Managing my expectations: When I first received my PCOS and FHA diagnosis, I was angry. "How could my body do this to me?!" was something that I often asked myself. After some reflection, I realized that that mindset was not productive at all.  My body didn't "do this" to me - I did this to me. I fucked up. And because I messed up, I can also fix the situation (the beauty of being 100% responsible for your shit means you have the power to change things!). I decided to view this as a great opportunity for growth in areas besides competing. My coach, Annie, actually mentioned this to me when we were discussing my situation and it really made me excited to grow as a person, a coach, and an athlete.

Managing expectations about my physique and performance has been (and continues to be) a learning process. I'm not always comfortable in my body and its current form and there are plenty of days where I wish I was leaner or that I could work towards that goal, but the reality is that it isn't that time yet. The time for that challenge will come, but it isn't now. Plus, I sort of enjoy having big(ger) shoulders and a wider back and actually having some hamstrings and a booty! This topic will get a dedicated post of its own, but suffice it to say, I've learned (and continue to learn daily) how to let go of certain expectations and see the big picture.
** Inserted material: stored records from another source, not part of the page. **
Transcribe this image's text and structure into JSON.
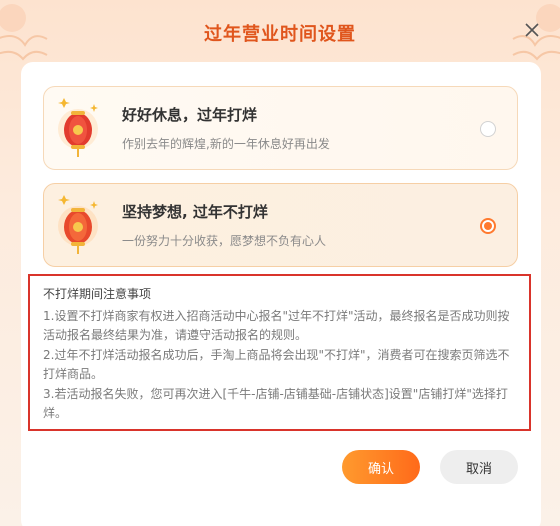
{
  "dialog": {
    "title": "过年营业时间设置"
  },
  "options": [
    {
      "title": "好好休息，过年打烊",
      "subtitle": "作别去年的辉煌,新的一年休息好再出发",
      "selected": false
    },
    {
      "title": "坚持梦想, 过年不打烊",
      "subtitle": "一份努力十分收获，愿梦想不负有心人",
      "selected": true
    }
  ],
  "notice": {
    "title": "不打烊期间注意事项",
    "items": [
      "1.设置不打烊商家有权进入招商活动中心报名\"过年不打烊\"活动，最终报名是否成功则按活动报名最终结果为准，请遵守活动报名的规则。",
      "2.过年不打烊活动报名成功后，手淘上商品将会出现\"不打烊\"，消费者可在搜索页筛选不打烊商品。",
      "3.若活动报名失败，您可再次进入[千牛-店铺-店铺基础-店铺状态]设置\"店铺打烊\"选择打烊。"
    ]
  },
  "buttons": {
    "confirm": "确认",
    "cancel": "取消"
  },
  "colors": {
    "accent": "#ff7a2f",
    "title": "#e0561d",
    "notice_border": "#d9342b"
  },
  "icons": {
    "close": "close-icon",
    "lantern": "lantern-icon"
  }
}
And that’s where I am. My testosterone levels dropped about 40 points, all of my other hormones are normalized, and as far as my endocrinologist is concerned, I’m in a really good spot. I go back for another follow up in about 3 months to see if things are still in a good place and then I will go from there.

 This entire experience and process has been  a difficult, frustrating, and incredible learning experience. Am I uncomfortable at times? YES.  Absolutely yes. But I know that I need to be in that space for my health and for improvement over the long term. Is it easy? NO. It's tear inducing, frustrating, and overwhelming at times. But that's okay. Because it's necessary. I’m really looking forward to continuing to experiment and find what works best for me.  I truly can’t wait to see how this entire experience continues to impacts my life, body, and performance.